Its smiling mouth now turned into a sneer as it put a knee on the sofa next to her, its body leaning against her with its face mere inches from hers. Too close! Too close! My God! Alice thought, recoiling in disgust even further into the velvet of the sofa.
The voice was all too familiar now as it leaned over her menacingly, sidling up next to her ear.
“Me?” it said, laughing again. “I do as I like. I told her to pay attention, too, when I was in the hallway.” It tilted its head, as she took a swing at it.
“Didn’t you hear me?”
Alice woke up sweating and still swinging at the air. The sense of dread did not leave her as she quickly got out of bed. She needed some water. Something, anything, to still herself and to help her try to forget that experience.
Then she heard it.
Thump, thump, thump. The bass. The tinny piano. The doleful singer. Coming from…Bea’s room?
She ran to the door and knocked. Nothing.
She banged on it. Still nothing. Normally, Bea would have answered by now, groggy and annoyed.

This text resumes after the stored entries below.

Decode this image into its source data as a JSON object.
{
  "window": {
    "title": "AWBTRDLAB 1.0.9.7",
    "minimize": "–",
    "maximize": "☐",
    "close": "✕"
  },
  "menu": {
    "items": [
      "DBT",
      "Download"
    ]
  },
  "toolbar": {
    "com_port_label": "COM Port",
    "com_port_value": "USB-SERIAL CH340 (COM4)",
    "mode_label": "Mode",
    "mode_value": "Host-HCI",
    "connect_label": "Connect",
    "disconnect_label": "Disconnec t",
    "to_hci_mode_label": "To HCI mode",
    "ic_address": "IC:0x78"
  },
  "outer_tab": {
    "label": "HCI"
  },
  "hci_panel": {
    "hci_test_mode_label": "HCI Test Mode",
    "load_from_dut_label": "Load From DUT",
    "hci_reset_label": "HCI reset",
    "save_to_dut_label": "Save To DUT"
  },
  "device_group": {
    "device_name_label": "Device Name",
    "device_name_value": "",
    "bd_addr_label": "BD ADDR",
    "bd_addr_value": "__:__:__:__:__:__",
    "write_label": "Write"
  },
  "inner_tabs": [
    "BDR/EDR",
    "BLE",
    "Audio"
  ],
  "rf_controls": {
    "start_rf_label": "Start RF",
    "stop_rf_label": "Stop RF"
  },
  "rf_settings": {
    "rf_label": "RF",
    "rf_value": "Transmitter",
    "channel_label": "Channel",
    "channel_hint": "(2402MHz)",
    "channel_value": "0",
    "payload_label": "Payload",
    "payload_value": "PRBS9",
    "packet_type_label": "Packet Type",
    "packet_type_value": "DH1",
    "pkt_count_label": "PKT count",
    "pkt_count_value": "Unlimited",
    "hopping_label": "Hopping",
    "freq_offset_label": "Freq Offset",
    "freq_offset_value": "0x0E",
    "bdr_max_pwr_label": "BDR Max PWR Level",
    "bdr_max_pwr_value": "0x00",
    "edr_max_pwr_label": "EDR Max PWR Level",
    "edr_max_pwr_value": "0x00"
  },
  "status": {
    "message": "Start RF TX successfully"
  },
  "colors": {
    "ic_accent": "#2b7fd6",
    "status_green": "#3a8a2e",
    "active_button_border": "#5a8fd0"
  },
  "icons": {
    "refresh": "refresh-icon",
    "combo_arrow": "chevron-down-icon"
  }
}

“What is going on?” Miss Clara said, limping out into the hallway in her robe, a scarf neatly tied around her hair.
“Something’s wrong with Bea, Miss Clara!” Alice banged her fist against the door to no avail. As loud as she was being, there was no way Bea couldn’t hear her.
“How do you know that? Maybe that girl is sleeping hard, so leave her alone,” the older woman said with a shrug, clearly annoyed at being awakened this time of night.